Eltorrooo Eltorrooo - 6 months ago 18
Linux Question

python use diskspace instead of RAM by no sufficient RAM

consider the following python code

with open(sys.argv[2], 'r') as fin, \
open(sys.argv[3], 'w') as fout:
reader = csv.DictReader(fin, delimiter='%s' % sys.argv[4])
writer = csv.DictWriter(fout, reader.fieldnames, dialect='excel')
writer.writeheader()
writer.writerows(reader)


lets assume we have a big file about 2GB as input and our system has only 512MB RAM, this may lead to an error
Memory Usage


Is there a way to let my code use diskspace instead of RAM even if that will make it slow ? or this is a OS issue and should add more Swap for example ?

update



the code above is only an example

consider this exmaple

with io.open(sys.argv[2], 'r', encoding='utf8', errors='ignore') as fin, \
io.open(sys.argv[3], 'w', encoding='utf8', errors='ignore') as fout:
rows = csv.DictReader(fin, delimiter='%s' % sys.argv[4])
fout.write(json.dumps(list(rows), indent=4))


when using
json.dumps
you always need to write the data at once, and if you want to append the file, you must read the file and append the data and write to the file, something like this

data = readjson(jsonfile)
data.append(newentry)
jsonfile.write(json.dumps(data))


update 2 using generator (lazy evolution)

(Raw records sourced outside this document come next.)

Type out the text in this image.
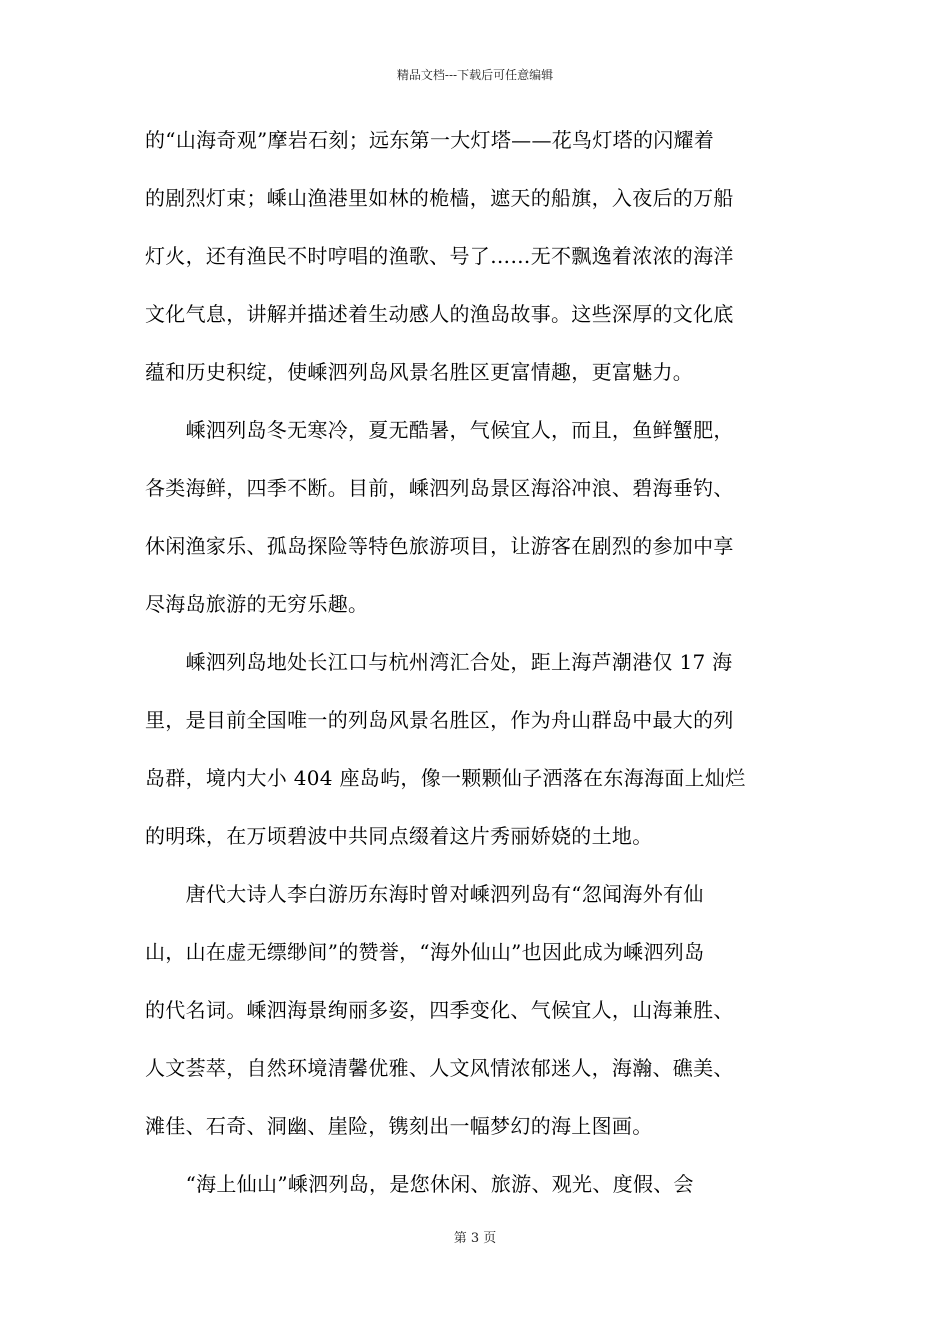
精品文档---下载后可任意编辑
的“山海奇观”摩岩石刻；远东第一大灯塔——花鸟灯塔的闪耀着
的剧烈灯束；嵊山渔港里如林的桅樯，遮天的船旗，入夜后的万船
灯火，还有渔民不时哼唱的渔歌、号了……无不飘逸着浓浓的海洋
文化气息，讲解并描述着生动感人的渔岛故事。这些深厚的文化底
蕴和历史积绽，使嵊泗列岛风景名胜区更富情趣，更富魅力。
　　嵊泗列岛冬无寒冷，夏无酷暑，气候宜人，而且，鱼鲜蟹肥，
各类海鲜，四季不断。目前，嵊泗列岛景区海浴冲浪、碧海垂钓、
休闲渔家乐、孤岛探险等特色旅游项目，让游客在剧烈的参加中享
尽海岛旅游的无穷乐趣。
　　嵊泗列岛地处长江口与杭州湾汇合处，距上海芦潮港仅 17 海
里，是目前全国唯一的列岛风景名胜区，作为舟山群岛中最大的列
岛群，境内大小 404 座岛屿，像一颗颗仙子洒落在东海海面上灿烂
的明珠，在万顷碧波中共同点缀着这片秀丽娇娆的土地。
　　唐代大诗人李白游历东海时曾对嵊泗列岛有“忽闻海外有仙
山，山在虚无缥缈间”的赞誉，“海外仙山”也因此成为嵊泗列岛
的代名词。嵊泗海景绚丽多姿，四季变化、气候宜人，山海兼胜、
人文荟萃，自然环境清馨优雅、人文风情浓郁迷人，海瀚、礁美、
滩佳、石奇、洞幽、崖险，镌刻出一幅梦幻的海上图画。
　　“海上仙山”嵊泗列岛，是您休闲、旅游、观光、度假、会
第 3 页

I come to this idea but I'm not sure if it makes a difference

def gen(list):
for e in list:
yield e

with open(sys.argv[2], 'r') as fin, \
open(sys.argv[3], 'w') as fout:
reader = csv.DictReader(fin, delimiter='%s' % sys.argv[4])
writer = csv.DictWriter(fout, reader.fieldnames, dialect='excel')
writer.writeheader()
writer.writerows(gen(reader))

with open(sys.argv[2], 'r') as fin, \
open(sys.argv[3], 'w') as fout:
rows = csv.DictReader(fin, delimiter='%s' % sys.argv[4])
# fout.write(json.dumps(gen(rows), indent=4)) -> cause error <generator object gen at 0x025BDDA0> is not JSON serializable
fout.write(json.dumps(gen(list(rows)), indent=4))

Answer

when using json.dumps you always need to write the data at once

Not really. You really should adopt a streaming approach for large data. In this case, something like:

fout.write('[')
for ii, row in enumerate(rows):
    if ii != 0:
        fout.write(',\n')
    json.dump(row, fout, indent=4)
fout.write(']')

This way you can write one row at a time, and you also save the overhead of putting all the rows into a list which you don't need.